Tailor's bunion, also referred to as a bunionette, is a bunion-like condition located near the little toe. It is characterized as being a painful inflammation of the fifth metatarsal bone on the base of the smallest toe. The little toe may take on a red color and swelling.
Though named because it was once thought to be a condition that only tailors suffered, modern medicine has identified that the condition can be traced back to genes and a foot's mechanical structure- not occupation type. Tailor's bunion begins to present itself wihen the the fifth metatarsal bone begins to point outward and the little toe starts to position itself inward. These significant alignment changes in the foot result in inflammation. This condition can be exacerbated by wearing shoes that constantly rub against and apply pressure to the area.
A visual examination can confirm the presence of tailor's bunion. However, doctors may also order X-rays to examine the internal structure of the foot and determine the deformity's stage. Closer examination can also reveal if the tailor's bunion is actually a bony spur.

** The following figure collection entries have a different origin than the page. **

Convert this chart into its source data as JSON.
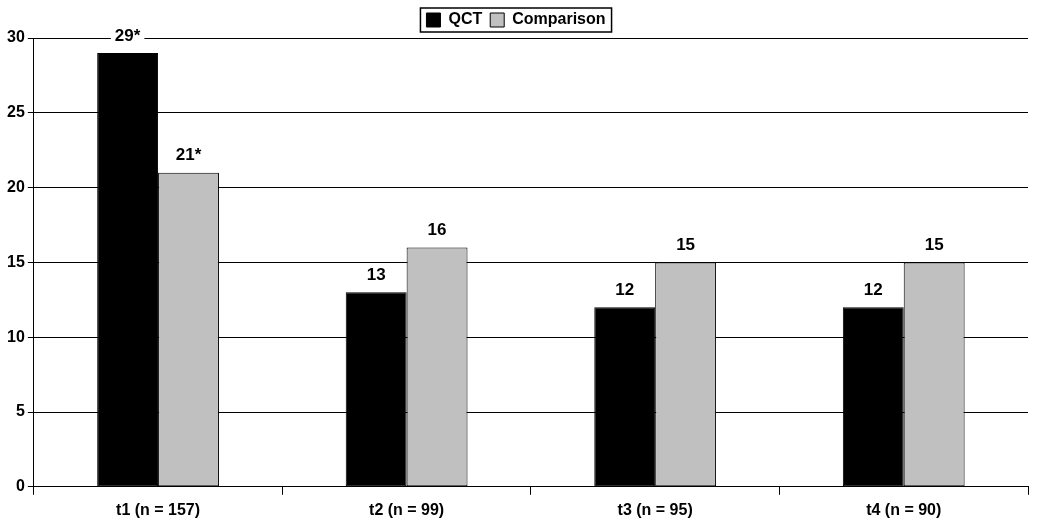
{
  "chart_data": {
    "type": "bar",
    "categories": [
      "t1 (n = 157)",
      "t2 (n = 99)",
      "t3 (n = 95)",
      "t4 (n = 90)"
    ],
    "series": [
      {
        "name": "QCT",
        "color": "#000000",
        "values": [
          29,
          13,
          12,
          12
        ],
        "value_labels": [
          "29*",
          "13",
          "12",
          "12"
        ]
      },
      {
        "name": "Comparison",
        "color": "#c0c0c0",
        "values": [
          21,
          16,
          15,
          15
        ],
        "value_labels": [
          "21*",
          "16",
          "15",
          "15"
        ]
      }
    ],
    "ylim": [
      0,
      30
    ],
    "yticks": [
      0,
      5,
      10,
      15,
      20,
      25,
      30
    ],
    "grid": "y",
    "legend": "top"
  }
}
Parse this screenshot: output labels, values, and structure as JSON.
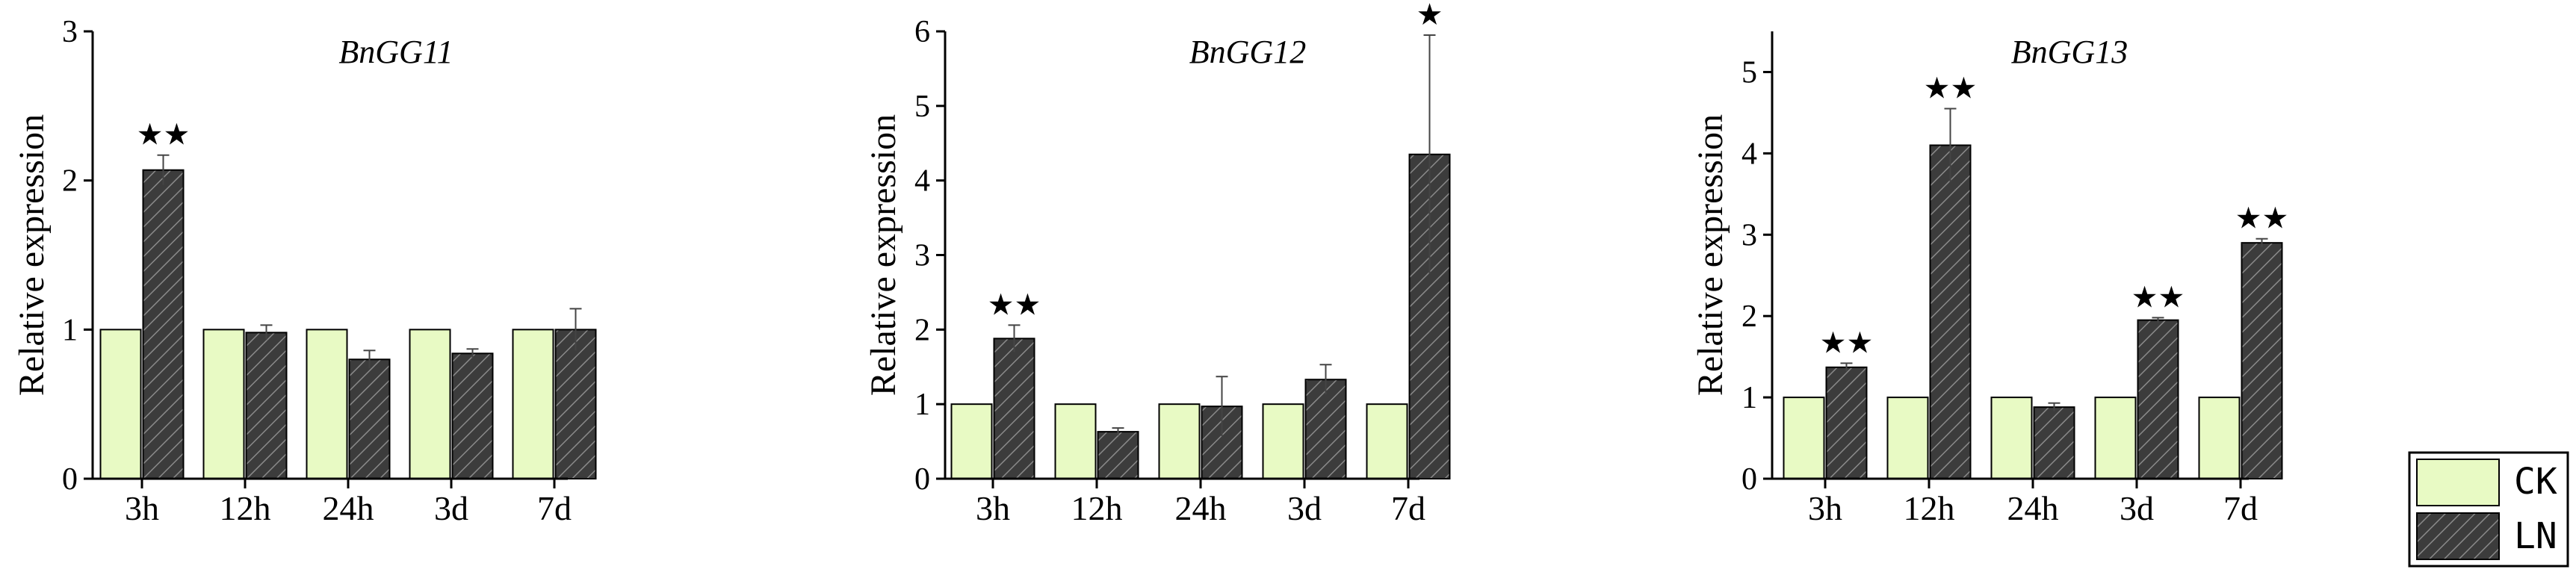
{
  "ylabel": "Relative expression",
  "colors": {
    "CK": "#e8fac4",
    "LN": "#3c3c3c",
    "hatch": "#8a8a8a"
  },
  "legend": {
    "ck_label": "CK",
    "ln_label": "LN"
  },
  "chart_data": [
    {
      "type": "bar",
      "title": "BnGG11",
      "xlabel": "",
      "ylabel": "Relative expression",
      "categories": [
        "3h",
        "12h",
        "24h",
        "3d",
        "7d"
      ],
      "ylim": [
        0,
        3
      ],
      "yticks": [
        0,
        1,
        2,
        3
      ],
      "series": [
        {
          "name": "CK",
          "values": [
            1,
            1,
            1,
            1,
            1
          ]
        },
        {
          "name": "LN",
          "values": [
            2.07,
            0.98,
            0.8,
            0.84,
            1.0
          ],
          "errors": [
            0.1,
            0.05,
            0.06,
            0.03,
            0.14
          ]
        }
      ],
      "significance": [
        "★★",
        "",
        "",
        "",
        ""
      ]
    },
    {
      "type": "bar",
      "title": "BnGG12",
      "xlabel": "",
      "ylabel": "Relative expression",
      "categories": [
        "3h",
        "12h",
        "24h",
        "3d",
        "7d"
      ],
      "ylim": [
        0,
        6
      ],
      "yticks": [
        0,
        1,
        2,
        3,
        4,
        5,
        6
      ],
      "series": [
        {
          "name": "CK",
          "values": [
            1,
            1,
            1,
            1,
            1
          ]
        },
        {
          "name": "LN",
          "values": [
            1.88,
            0.63,
            0.97,
            1.33,
            4.35
          ],
          "errors": [
            0.18,
            0.05,
            0.4,
            0.2,
            1.6
          ]
        }
      ],
      "significance": [
        "★★",
        "",
        "",
        "",
        "★"
      ]
    },
    {
      "type": "bar",
      "title": "BnGG13",
      "xlabel": "",
      "ylabel": "Relative expression",
      "categories": [
        "3h",
        "12h",
        "24h",
        "3d",
        "7d"
      ],
      "ylim": [
        0,
        5.5
      ],
      "yticks": [
        0,
        1,
        2,
        3,
        4,
        5
      ],
      "series": [
        {
          "name": "CK",
          "values": [
            1,
            1,
            1,
            1,
            1
          ]
        },
        {
          "name": "LN",
          "values": [
            1.37,
            4.1,
            0.88,
            1.95,
            2.9
          ],
          "errors": [
            0.05,
            0.45,
            0.05,
            0.03,
            0.05
          ]
        }
      ],
      "significance": [
        "★★",
        "★★",
        "",
        "★★",
        "★★"
      ]
    }
  ]
}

Tailor's bunion can be treated using non-invasive therapies. Footwear with wide toe boxes can be chosen so as to relieve the bunion; high heels and shoes with narrow toe boxes will have to be avoided. Similarly, a patient may choose to stretch his or her shoes or invest in orthotics to help realign the foot. To manage pain, bunionette pads may be positioned over the tailor's bunion. Inflammations on tailor's bunions can be reduced by employing an ice pack over the bunion and excess pain may also subside by using this method in conjunction with ibuprofen, aspirin or other non-steroidal anti-inflammatory medications.
Treatment may also include oral prescription medications intended to reduce pain and inflammation. Corticosteroid injections can be prescribed to combat inflammation. For patients who experience prolonged pain and who do not seem to respond to the above therapies, surgery may be recommended by doctors. A doctor will usually examine a patient's age, activity level and X-ray results while determining if the patient is a good candidate for surgery.
Though surgeries for tailor's bunion are very successful, recovery periods vary between patients due to individual circumstances and the specific procedures performed. Cast boots put into place after surgery may require that a patient be careful when placing excess weight on the foot and may result in a patient having to use crutches. However, some procedures allow a patient to walk on his own almost immediately after surgery.